Zwei neue kunstwissenschaftliche Studien untersuchen die Berliner Jahre des aus Oberösterreich stammenden Bauhaus-Meisters Herbert Bayer (1900-1985).#


Von der Wiener Zeitung (Sa./So., 6./7. September 2014) freundlicherweise zur Verfügung gestellt.

Von

Bernhard Widder


Herbert Bayer
Der junge und erfolgreiche Werbe- und Gebrauchsgrafiker Herbert Bayer.
© Foto: Studio Dorland, 1933

Im Johannes-Gutenberg-Museum in Mainz findet zur Zeit eine Ausstellung statt, die etwa zweihundert originale Werbegrafiken aus Herbert Bayers Berliner Jahren vorstellt: "mein reklame-fegefeuer / Werbegrafik 1928-1938". Ausgestellt werden Plakate, Gestaltungen von Büchern und Zeitschriften, Broschüren, Kataloge, Anzeigen und Handzettel.

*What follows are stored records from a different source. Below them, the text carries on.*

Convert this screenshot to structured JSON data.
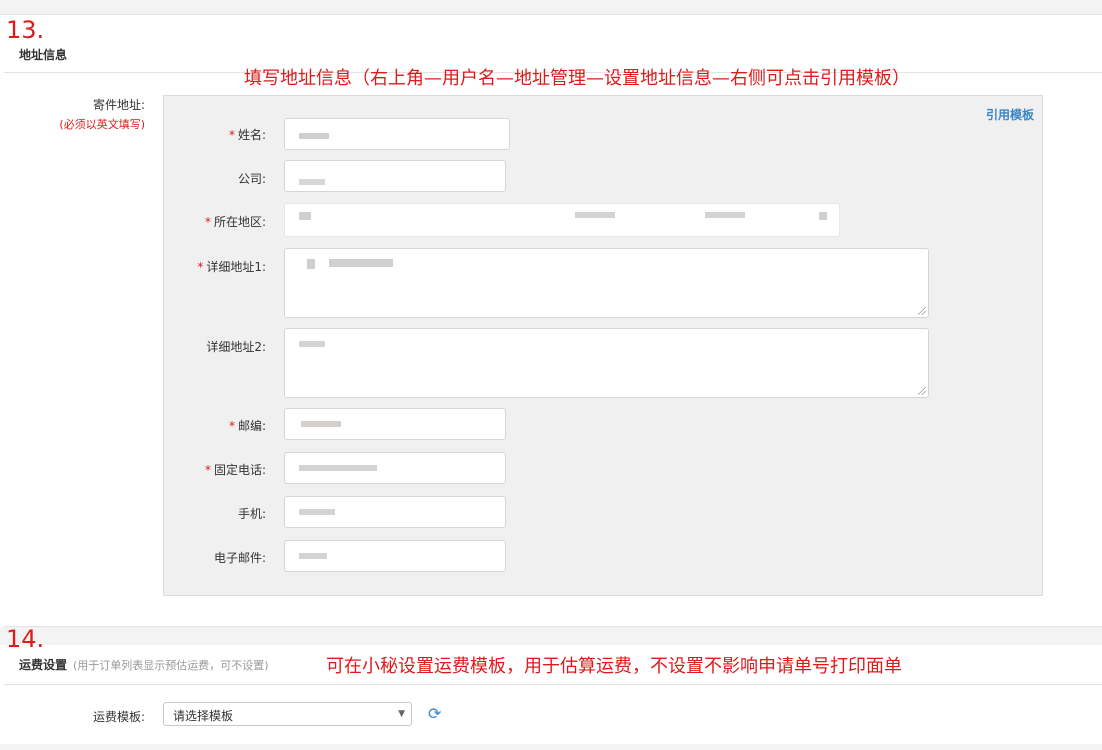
{
  "steps": {
    "step13": "13.",
    "step14": "14."
  },
  "address_section": {
    "title": "地址信息",
    "annotation": "填写地址信息（右上角—用户名—地址管理—设置地址信息—右侧可点击引用模板）",
    "sender_label": "寄件地址:",
    "sender_note": "(必须以英文填写)",
    "use_template": "引用模板",
    "fields": {
      "name": {
        "label": "姓名:",
        "required": true
      },
      "company": {
        "label": "公司:",
        "required": false
      },
      "region": {
        "label": "所在地区:",
        "required": true
      },
      "address1": {
        "label": "详细地址1:",
        "required": true
      },
      "address2": {
        "label": "详细地址2:",
        "required": false
      },
      "postcode": {
        "label": "邮编:",
        "required": true
      },
      "phone": {
        "label": "固定电话:",
        "required": true
      },
      "mobile": {
        "label": "手机:",
        "required": false
      },
      "email": {
        "label": "电子邮件:",
        "required": false
      }
    },
    "required_mark": "*"
  },
  "shipping_section": {
    "title": "运费设置",
    "subtitle": "(用于订单列表显示预估运费，可不设置)",
    "annotation": "可在小秘设置运费模板，用于估算运费，不设置不影响申请单号打印面单",
    "template_label": "运费模板:",
    "template_select": "请选择模板"
  },
  "icons": {
    "caret": "chevron-down-icon",
    "refresh": "refresh-icon"
  },
  "colors": {
    "annotation": "#e0191a",
    "link": "#3b86c9"
  }
}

Im letzten Winter war diese Ausstellung im "bauhaus-archiv / museum für gestaltung" in Berlin-Tiergarten gezeigt worden. Der Entwurf für dieses moderne Bauwerk stammte von Walter Gropius (1883-1969), einem der Begründer der modernen Architektur Europas und 1919 Gründungsdirektor der "Staatlichen Hochschule Bauhaus" in Weimar, nach 1925 in Dessau. Herbert Bayer und Walter Gropius waren ab 1921, als der junge Künstler Bayer sich am Bauhaus um Aufnahme zum Studium bewarb, bis zum Tod des älteren Mentors im Jahr 1969 eng befreundet gewesen.

Zeitgleich mit der Ausstellung erschienen zwei neue Bücher des Erfurter Professors für Kommunikationswissenschaften, Patrick Rössler, der 2007 eine Publikation über ein verwandtes Thema vorgelegt hat: "Das Bauhaus am Kiosk. die neue linie 1929-1943" beschreibt die Geschichte einer deutschen Life-Style-Zeitschrift, die in jenen Jahren zumindest bis 1933 einen modernen Lebensstil propagierte. Einige bedeutende Künstler des im Jahr 1933 von den Nazis gewaltsam geschlossenen Bauhauses (u.a. Lászlo Moholy-Nagy, Xanti Schawinsky, Herbert Bayer ) entwarfen die Covers der Monatszeitschrift.

Neue Materialien#

Durch diese Arbeit stieß Rössler auf das Werk Herbert Bayers, wobei sich ihm im Jahr 2007 die besondere Möglichkeit bot, bisher unbekannte Materialien zu sichten: malerische und grafische Arbeiten, grafisches Design, Tage- und Notizbücher, Fotografien sowie umfangreiche Briefwechsel, die Herbert Bayer mit verschiedenen Personen über Jahrzehnte geführt hatte, in Deutschland und ab 1938 in den USA. Sie stammten aus dem Nachlass der Witwe Bayers, Joella Bayer, die 2006 mit 99 Jahren im kalifornischen Santa Barbara gestorben ist.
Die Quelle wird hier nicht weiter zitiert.